“Antítesis”.
¿El INE es perfecto?
Por Mario Flores Pedraza
¿El INE es perfecto? No. ¿Entonces por qué la sola mención de reformarlo desata histeria democrática? Como si la crítica razonada fuera sinónimo de conspiración autoritaria. Hay que decirlo con claridad: el Instituto Nacional Electoral, aunque ha sido pilar en la transición democrática mexicana, no es una institución sagrada. Es una construcción humana, histórica, con virtudes y defectos, y por lo tanto perfectible. Negarse a revisarlo es confundir legalidad con dogma, procedimiento con verdad.
El sistema electoral mexicano, con toda su parafernalia de boletas, credenciales y conteos, sigue plagado de opacidades. Empezando por el gasto obsceno de los partidos, que se reparten millones como si administraran un imperio. ¿Quién controla verdaderamente el origen de esos fondos? ¿Quién fiscaliza de verdad el uso de los recursos? El INE ha sido más un notario que un árbitro: registra, sanciona con tibieza, y luego continúa el juego como si nada. El elefante en la sala —la captura del sistema por intereses económicos y partidistas— permanece intacto.

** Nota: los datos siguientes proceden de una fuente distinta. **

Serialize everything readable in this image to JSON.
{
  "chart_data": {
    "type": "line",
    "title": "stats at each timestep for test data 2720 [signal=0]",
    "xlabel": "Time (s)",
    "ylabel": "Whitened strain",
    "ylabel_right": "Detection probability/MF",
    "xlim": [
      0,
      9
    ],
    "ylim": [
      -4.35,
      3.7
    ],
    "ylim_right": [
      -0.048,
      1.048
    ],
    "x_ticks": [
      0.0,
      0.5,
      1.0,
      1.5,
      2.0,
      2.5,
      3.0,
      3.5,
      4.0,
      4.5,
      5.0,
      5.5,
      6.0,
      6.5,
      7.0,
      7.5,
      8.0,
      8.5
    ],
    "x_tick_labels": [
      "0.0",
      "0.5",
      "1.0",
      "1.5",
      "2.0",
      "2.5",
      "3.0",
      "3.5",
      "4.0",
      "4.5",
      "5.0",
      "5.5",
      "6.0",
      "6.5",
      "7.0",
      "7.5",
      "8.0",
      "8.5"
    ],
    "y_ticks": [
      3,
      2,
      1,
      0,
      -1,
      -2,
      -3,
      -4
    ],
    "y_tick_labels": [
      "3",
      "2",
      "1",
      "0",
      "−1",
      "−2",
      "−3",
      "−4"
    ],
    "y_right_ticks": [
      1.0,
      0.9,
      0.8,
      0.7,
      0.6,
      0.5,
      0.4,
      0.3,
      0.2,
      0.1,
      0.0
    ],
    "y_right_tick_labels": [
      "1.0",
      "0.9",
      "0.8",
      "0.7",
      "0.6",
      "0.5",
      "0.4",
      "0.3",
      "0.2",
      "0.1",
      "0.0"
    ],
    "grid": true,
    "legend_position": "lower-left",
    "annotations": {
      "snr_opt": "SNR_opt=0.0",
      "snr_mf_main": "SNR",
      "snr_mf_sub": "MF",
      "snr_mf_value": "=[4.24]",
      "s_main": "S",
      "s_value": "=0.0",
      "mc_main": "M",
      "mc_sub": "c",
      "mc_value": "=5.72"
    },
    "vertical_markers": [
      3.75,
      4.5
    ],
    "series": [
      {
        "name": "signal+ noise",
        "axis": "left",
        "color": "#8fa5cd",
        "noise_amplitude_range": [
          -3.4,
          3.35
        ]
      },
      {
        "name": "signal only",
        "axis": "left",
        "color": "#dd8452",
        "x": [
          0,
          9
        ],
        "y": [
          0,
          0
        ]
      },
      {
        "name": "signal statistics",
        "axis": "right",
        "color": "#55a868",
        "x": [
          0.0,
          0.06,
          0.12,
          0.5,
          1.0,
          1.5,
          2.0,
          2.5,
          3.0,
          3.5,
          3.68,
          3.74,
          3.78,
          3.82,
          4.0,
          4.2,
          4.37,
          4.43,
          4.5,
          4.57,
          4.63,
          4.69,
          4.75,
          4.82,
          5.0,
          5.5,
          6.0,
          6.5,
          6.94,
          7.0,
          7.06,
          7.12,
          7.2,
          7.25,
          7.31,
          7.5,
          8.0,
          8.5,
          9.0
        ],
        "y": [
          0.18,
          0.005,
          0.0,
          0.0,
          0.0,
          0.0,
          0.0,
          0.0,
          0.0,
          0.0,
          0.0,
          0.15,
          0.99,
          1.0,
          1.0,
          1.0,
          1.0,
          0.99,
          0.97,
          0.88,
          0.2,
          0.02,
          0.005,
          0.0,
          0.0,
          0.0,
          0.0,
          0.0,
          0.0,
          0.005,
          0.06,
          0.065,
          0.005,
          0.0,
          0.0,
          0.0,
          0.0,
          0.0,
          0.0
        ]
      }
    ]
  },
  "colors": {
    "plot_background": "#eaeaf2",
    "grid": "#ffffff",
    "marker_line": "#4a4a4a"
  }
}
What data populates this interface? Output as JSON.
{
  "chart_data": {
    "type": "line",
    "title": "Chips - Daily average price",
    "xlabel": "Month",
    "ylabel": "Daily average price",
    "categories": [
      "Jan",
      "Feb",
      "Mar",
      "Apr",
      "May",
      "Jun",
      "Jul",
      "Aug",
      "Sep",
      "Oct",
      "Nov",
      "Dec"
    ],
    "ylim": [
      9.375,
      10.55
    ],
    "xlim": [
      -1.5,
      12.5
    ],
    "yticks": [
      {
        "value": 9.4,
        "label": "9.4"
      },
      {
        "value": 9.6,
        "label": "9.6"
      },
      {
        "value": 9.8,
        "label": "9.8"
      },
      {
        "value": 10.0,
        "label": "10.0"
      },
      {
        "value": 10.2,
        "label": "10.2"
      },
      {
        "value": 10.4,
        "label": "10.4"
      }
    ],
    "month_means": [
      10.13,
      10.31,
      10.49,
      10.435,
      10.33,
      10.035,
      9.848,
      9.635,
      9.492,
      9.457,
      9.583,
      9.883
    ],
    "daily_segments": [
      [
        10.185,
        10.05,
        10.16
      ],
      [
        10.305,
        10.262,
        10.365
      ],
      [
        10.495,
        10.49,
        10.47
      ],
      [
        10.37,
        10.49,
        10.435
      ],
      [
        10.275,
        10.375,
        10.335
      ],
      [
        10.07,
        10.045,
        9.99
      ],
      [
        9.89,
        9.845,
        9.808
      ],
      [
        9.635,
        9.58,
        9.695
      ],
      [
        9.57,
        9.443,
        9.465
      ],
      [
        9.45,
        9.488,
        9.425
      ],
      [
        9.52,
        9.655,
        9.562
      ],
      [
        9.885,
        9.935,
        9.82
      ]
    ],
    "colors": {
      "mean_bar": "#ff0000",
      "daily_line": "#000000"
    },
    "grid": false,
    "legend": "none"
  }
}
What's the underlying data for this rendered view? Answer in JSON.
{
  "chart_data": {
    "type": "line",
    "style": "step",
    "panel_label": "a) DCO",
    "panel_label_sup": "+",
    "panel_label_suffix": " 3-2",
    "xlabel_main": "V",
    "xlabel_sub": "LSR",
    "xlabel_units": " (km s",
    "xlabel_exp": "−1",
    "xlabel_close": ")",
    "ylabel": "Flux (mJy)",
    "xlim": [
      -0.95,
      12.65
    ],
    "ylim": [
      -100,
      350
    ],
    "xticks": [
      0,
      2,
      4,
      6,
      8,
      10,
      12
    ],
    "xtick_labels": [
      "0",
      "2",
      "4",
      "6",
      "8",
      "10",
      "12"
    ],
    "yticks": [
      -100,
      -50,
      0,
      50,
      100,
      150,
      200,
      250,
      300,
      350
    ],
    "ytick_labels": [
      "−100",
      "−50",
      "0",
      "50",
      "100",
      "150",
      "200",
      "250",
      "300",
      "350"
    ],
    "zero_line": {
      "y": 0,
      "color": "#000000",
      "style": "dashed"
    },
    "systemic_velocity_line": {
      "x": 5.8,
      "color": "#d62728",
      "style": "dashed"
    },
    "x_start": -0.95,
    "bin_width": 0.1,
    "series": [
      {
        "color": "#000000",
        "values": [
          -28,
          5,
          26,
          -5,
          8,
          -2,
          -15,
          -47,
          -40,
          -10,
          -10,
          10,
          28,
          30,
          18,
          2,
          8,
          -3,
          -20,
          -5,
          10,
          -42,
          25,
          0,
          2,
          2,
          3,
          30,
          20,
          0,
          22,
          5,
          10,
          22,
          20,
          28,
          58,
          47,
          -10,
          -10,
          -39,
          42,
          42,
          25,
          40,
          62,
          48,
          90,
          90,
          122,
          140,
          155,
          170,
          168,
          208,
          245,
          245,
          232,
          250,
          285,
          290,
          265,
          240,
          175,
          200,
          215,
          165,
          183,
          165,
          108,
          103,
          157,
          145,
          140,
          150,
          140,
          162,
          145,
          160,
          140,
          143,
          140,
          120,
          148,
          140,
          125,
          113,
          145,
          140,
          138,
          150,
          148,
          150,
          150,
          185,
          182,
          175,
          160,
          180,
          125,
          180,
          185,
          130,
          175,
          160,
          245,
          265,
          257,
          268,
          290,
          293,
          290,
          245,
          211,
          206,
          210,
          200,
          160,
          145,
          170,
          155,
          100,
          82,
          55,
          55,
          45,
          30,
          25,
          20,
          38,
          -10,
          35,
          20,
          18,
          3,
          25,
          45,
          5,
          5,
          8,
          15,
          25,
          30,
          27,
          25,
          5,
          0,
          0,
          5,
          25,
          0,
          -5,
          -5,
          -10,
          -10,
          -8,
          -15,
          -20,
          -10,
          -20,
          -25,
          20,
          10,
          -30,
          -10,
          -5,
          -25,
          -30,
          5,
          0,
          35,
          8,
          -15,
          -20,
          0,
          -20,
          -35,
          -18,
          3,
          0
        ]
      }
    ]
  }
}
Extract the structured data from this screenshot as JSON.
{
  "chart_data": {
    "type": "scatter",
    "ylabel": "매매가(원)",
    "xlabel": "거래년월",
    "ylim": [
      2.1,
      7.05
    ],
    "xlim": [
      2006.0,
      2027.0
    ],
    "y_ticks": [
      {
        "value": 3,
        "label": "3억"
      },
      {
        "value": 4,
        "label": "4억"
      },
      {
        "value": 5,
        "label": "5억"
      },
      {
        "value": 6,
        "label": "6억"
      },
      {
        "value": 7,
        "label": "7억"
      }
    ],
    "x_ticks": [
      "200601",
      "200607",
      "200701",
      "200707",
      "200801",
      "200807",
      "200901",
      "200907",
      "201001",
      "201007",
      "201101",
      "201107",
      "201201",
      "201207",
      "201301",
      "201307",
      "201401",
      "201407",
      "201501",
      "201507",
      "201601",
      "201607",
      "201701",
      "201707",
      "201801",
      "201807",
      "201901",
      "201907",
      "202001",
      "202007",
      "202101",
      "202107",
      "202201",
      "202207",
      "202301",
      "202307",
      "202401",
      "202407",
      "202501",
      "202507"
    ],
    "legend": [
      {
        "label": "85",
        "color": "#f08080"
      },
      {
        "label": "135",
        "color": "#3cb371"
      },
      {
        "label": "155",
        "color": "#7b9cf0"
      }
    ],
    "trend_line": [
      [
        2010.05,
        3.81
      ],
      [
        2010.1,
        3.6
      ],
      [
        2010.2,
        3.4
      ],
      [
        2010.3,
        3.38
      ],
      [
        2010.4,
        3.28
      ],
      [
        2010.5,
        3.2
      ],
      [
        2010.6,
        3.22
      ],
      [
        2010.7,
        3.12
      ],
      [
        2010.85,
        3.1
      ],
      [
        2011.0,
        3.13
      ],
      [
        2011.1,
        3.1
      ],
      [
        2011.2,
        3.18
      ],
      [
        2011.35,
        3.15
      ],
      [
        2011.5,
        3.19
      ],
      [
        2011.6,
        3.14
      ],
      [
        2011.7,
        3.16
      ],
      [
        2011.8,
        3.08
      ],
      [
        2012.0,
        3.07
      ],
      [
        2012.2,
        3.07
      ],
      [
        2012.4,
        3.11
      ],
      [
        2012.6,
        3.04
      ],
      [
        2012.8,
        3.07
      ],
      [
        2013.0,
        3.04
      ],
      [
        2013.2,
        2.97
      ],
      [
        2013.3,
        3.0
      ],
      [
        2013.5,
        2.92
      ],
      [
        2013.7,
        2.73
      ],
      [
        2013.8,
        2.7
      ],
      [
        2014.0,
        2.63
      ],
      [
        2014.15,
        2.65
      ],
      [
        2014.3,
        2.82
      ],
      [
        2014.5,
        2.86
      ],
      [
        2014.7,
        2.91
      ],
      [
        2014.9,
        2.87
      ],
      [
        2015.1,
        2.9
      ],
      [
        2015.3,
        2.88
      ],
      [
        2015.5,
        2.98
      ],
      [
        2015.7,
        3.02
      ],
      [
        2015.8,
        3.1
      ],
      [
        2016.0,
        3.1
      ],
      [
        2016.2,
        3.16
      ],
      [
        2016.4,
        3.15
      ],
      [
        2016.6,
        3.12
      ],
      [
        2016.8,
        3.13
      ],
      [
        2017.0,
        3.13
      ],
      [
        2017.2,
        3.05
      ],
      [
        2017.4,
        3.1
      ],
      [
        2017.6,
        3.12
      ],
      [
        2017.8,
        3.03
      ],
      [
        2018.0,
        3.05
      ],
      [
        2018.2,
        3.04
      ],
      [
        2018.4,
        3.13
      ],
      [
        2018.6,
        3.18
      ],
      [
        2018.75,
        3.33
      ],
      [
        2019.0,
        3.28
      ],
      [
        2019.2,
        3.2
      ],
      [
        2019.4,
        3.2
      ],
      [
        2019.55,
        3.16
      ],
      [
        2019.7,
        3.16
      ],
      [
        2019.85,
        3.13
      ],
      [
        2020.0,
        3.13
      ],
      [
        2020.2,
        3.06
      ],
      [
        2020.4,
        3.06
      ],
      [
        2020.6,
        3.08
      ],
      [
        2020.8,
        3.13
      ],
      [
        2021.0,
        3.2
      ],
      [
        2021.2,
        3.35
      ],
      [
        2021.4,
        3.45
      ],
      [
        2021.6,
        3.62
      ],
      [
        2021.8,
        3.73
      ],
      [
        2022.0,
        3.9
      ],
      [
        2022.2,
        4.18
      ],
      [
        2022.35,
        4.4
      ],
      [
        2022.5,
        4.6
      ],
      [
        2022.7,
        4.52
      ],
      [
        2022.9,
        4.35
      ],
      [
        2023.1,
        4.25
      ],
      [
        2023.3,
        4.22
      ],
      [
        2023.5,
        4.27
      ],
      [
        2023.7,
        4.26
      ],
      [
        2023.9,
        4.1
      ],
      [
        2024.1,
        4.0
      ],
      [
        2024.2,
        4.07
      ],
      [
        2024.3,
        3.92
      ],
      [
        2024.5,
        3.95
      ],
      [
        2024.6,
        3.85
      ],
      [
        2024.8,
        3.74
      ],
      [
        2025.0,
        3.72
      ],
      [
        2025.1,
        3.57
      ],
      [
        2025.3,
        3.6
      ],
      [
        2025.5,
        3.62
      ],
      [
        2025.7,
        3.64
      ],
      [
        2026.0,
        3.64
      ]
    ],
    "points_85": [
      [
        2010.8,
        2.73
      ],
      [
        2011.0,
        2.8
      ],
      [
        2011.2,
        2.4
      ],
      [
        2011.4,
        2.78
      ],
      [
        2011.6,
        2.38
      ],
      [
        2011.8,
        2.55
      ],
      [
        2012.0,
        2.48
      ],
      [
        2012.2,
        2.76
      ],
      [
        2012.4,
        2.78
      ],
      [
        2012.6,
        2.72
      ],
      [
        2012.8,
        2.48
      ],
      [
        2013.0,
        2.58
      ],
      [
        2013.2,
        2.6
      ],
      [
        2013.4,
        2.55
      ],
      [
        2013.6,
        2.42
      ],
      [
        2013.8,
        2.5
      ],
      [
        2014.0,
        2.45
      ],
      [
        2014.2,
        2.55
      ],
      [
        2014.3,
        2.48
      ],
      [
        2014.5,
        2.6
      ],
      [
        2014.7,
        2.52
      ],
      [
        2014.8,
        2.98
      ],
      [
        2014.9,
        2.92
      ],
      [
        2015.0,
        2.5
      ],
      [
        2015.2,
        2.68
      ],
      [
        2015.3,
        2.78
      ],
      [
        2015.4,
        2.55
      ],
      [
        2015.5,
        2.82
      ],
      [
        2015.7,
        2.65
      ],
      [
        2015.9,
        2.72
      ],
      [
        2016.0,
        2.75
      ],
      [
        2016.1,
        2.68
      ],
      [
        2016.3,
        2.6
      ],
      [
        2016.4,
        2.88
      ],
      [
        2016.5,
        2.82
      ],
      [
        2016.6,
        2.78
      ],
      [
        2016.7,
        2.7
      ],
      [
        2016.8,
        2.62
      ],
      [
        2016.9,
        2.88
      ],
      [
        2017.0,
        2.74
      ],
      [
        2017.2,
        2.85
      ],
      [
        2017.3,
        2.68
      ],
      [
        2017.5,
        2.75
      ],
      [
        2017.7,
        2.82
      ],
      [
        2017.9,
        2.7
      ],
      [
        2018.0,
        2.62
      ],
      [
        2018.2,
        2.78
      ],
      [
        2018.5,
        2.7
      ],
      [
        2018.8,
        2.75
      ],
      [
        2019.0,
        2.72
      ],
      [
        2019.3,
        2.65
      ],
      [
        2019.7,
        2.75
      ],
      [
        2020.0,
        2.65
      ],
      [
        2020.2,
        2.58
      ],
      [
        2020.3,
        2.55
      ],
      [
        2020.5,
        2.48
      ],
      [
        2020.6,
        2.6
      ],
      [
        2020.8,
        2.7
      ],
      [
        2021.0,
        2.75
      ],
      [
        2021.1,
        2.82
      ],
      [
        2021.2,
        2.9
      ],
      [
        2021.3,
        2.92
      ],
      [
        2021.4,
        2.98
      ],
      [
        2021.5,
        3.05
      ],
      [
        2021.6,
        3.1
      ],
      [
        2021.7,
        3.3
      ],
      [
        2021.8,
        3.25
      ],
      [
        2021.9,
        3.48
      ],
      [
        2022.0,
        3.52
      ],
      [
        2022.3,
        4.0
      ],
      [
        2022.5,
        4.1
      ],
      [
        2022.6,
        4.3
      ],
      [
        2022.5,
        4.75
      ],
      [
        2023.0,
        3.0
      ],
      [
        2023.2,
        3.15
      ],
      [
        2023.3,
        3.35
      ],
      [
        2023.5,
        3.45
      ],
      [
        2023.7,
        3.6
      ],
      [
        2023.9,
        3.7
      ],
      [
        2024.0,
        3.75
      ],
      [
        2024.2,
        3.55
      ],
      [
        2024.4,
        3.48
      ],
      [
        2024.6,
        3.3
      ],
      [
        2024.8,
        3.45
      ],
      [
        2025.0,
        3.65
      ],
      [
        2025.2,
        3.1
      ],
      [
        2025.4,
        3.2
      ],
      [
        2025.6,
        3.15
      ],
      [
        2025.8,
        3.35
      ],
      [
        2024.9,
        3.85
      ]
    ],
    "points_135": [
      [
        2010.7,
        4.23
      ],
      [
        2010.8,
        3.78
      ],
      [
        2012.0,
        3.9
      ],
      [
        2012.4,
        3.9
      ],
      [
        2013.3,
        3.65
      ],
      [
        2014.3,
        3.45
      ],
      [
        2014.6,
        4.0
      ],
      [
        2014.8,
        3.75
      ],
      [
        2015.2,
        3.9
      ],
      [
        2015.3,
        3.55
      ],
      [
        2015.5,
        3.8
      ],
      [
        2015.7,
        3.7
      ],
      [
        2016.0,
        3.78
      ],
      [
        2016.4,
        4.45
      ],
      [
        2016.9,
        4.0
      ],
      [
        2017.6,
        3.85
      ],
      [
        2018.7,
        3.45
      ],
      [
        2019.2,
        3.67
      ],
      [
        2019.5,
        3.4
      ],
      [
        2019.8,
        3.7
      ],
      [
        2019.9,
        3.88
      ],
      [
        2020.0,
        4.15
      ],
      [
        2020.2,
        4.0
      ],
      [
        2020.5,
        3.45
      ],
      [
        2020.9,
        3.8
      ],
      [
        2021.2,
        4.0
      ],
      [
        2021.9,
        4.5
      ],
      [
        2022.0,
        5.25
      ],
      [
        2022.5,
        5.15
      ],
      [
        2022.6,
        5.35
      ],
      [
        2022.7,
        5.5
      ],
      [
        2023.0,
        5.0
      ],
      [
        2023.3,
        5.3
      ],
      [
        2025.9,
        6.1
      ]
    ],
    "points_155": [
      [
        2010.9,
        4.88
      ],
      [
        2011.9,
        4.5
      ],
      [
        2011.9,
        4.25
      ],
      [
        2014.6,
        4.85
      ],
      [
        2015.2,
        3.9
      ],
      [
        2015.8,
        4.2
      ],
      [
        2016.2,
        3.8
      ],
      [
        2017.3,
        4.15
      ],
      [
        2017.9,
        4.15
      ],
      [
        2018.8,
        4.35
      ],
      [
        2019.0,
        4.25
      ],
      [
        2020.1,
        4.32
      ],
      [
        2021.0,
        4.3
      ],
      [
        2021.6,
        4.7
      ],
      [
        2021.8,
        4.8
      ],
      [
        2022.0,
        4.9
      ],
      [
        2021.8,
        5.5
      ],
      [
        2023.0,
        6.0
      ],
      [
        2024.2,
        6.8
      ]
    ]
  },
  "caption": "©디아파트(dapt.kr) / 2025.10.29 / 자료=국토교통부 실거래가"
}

Además, ¿cuántas veces más toleraremos candidaturas recicladas, “opositores” funcionales y campañas basadas en spots vacíos y guerra sucia? La democracia electoral mexicana se ha convertido en un mercado donde gana quien mejor compra imagen, no quien tiene mejores ideas. La deliberación fue sustituida por el algoritmo. El voto informado, por el voto inducido. Y la “representación”, por una tragicomedia donde los ciudadanos fingen elegir y los partidos fingen representar.
¿Y qué debería contener entonces una reforma electoral digna de ese nombre?
Primero, una reducción radical del financiamiento a partidos políticos, condicionado a su desempeño democrático, no solo a su cuota de votos. Segundo, mecanismos ciudadanos de fiscalización, no comités burocráticos internos. Que la auditoría la haga quien paga: el pueblo. Tercero, voto obligatorio con incentivos democráticos, para combatir el abstencionismo estructural que ya supera el 50% en muchas elecciones. No es libertad abstenerse: es renuncia.
Cuarto, debates públicos con formato deliberativo, no espectáculos televisivos. ¿Queremos elegir representantes o influencers? Quinto, revocación de mandato ciudadana, no presidencialista, para que el control del poder vuelva a las manos del pueblo. Y sexto, candidaturas independientes reales, no simulacros saboteados por requisitos imposibles.
La democracia, nos recordó Rousseau, no es un evento cada tres o seis años. Es una práctica cotidiana de vigilancia del poder. Y como enseñó Rawls, no basta con instituciones formales: hay que diseñarlas como si no supiéramos en qué posición estaríamos. Eso exige reglas más justas, menos cínicas, y sobre todo, más abiertas a la crítica.
Quienes temen una reforma al INE con el argumento de que se “pone en riesgo la democracia”, deberían primero preguntarse si eso que defienden sigue siendo democracia o simplemente el modelo actual de administración del desencanto. Porque si lo que tenemos es un sistema que permite el control mediático, el clientelismo, la partidocracia, el derroche impune y la representación vacía, entonces no hablamos de democracia, sino de su simulacro.
¿El INE es perfecto? No. Entonces no hay excusa para no mejorarlo. Lo que sí sería imperdonable es seguir adorando sus ruinas como si fueran un templo. La democracia necesita crítica, no culto. Reforma, no ritual. Verdad, no fetiches.